Postoperative adhesion remains a problem in surgery and causes postoperative complications. Laparoscopic surgery is now common, making it increasingly important to develop injectable formulations of adhesion barriers that can be applied during such surgeries. Temperature-responsive injectable polymer (IP) systems exhibiting a sol-to-gel transition in response to temperature are promising candidates as effective adhesion barriers that can be applied conveniently during laparoscopic surgery. We previously developed IP systems exhibiting temperature-responsive irreversible gelation based on a triblock copolymer of poly(ε-caprolactone--glycolic acid) (PCGA) and poly(ethylene glycol) (PEG) (PCGA--PEG--PCGA: tri-PCG) and a tri-PCG derivative with acrylate groups at the termini (tri-PCG-acryl). A mixture of tri-PCG-acryl micelle solution and tri-PCG micelle solution containing polythiol exhibited an irreversible sol-to-gel transition in response to a temperature increase. The gel contains partial covalent cross-linking, and the degradation and physical properties of these IP hydrogels can easily be controlled by changing the mixing ratio of tri-PCG-acryl in the formulation. In this study, we investigated the effect of physical properties of the IP hydrogel on the efficacy of adhesion prevention using our IP system containing various amounts of tri-PCG-acryl. Our results show that an IP system with lower physical strength and rapid degradation reduces adhesion more effectively. Chymase plays a crucial role in exacerbating adhesion formation, and a peptide derivative-type chymase inhibitor (CI), Suc-Val-Pro-Phe(OPh), was previously reported to prevent adhesion. We thus investigated the concomitant use of this CI with our IP system using two methods: separate administration of the CI and IP and entrapping the CI in the IP hydrogel. IP systems with separately administrated CI provided better results than the administration of an IP system entrapping the CI or sole IP systems. These findings suggest that the pharmacological effect of the CI and a physical barrier generated by our IP system effectively prevents adhesion.

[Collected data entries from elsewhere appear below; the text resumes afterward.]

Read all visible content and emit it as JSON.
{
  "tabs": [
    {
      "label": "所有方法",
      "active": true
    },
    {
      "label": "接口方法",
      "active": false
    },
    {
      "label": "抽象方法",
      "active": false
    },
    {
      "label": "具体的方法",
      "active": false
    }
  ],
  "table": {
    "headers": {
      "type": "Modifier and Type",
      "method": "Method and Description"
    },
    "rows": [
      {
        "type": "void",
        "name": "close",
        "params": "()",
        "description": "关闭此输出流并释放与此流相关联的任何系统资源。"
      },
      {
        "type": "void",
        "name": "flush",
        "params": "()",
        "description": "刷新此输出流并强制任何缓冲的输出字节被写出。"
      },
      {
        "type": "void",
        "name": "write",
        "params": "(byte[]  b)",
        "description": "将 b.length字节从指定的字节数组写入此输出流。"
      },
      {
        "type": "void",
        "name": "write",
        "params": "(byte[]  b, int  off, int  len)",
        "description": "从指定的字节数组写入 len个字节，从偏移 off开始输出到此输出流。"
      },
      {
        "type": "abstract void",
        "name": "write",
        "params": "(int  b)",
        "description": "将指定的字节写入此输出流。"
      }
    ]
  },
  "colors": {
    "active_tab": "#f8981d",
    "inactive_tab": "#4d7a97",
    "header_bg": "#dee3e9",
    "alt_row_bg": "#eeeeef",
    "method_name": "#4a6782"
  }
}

术后粘连仍然是外科手术中的一个问题,并导致术后并发症。腹腔镜手术现在很常见,因此开发可在手术过程中应用的可注射粘连屏障制剂变得越来越重要。对温度响应的可注射聚合物 (IP) 系统在响应温度时表现出溶胶-凝胶转变,是作为有效的粘连屏障的有前途的候选物,可在腹腔镜手术中方便地应用。我们之前开发了基于聚(ε-己内酯- 乙交酯)(PCGA)和聚乙二醇(PEG)的嵌段共聚物(PCGA-PEG-PCGA:三-PCG)和末端带有丙烯酸酯基团的三-PCG 衍生物(三-PCG-丙烯酰基)的 IP 系统,该系统表现出温度响应的不可逆胶凝。三-PCG-丙烯酰基胶束溶液和含有多硫醇的三-PCG 胶束溶液的混合物在温度升高时表现出不可逆的溶胶-凝胶转变。凝胶包含部分共价交联,并且通过改变制剂中三-PCG-丙烯酰基的混合比,可以轻松控制这些 IP 水凝胶的降解和物理性质。在这项研究中,我们研究了 IP 水凝胶的物理性质对我们的 IP 系统中包含的各种量的三-PCG-丙烯酰基预防粘连效果的影响。我们的结果表明,具有较低物理强度和快速降解的 IP 系统更有效地减少粘连。糜酶在加剧粘连形成中起着至关重要的作用,先前报道的糜酶肽衍生物型抑制剂 (CI) Suc-Val-Pro-Phe(OPh) 可预防粘连。因此,我们使用两种方法研究了这种 CI 与我们的 IP 系统的同时使用:CI 的单独给药和 IP 的单独给药以及将 CI 包埋在 IP 水凝胶中。与单独给药 CI 的 IP 系统相比,给药包埋 CI 的 IP 系统或单独的 IP 系统提供了更好的结果。这些发现表明,CI 的药理学作用和我们的 IP 系统产生的物理屏障有效地防止了粘连。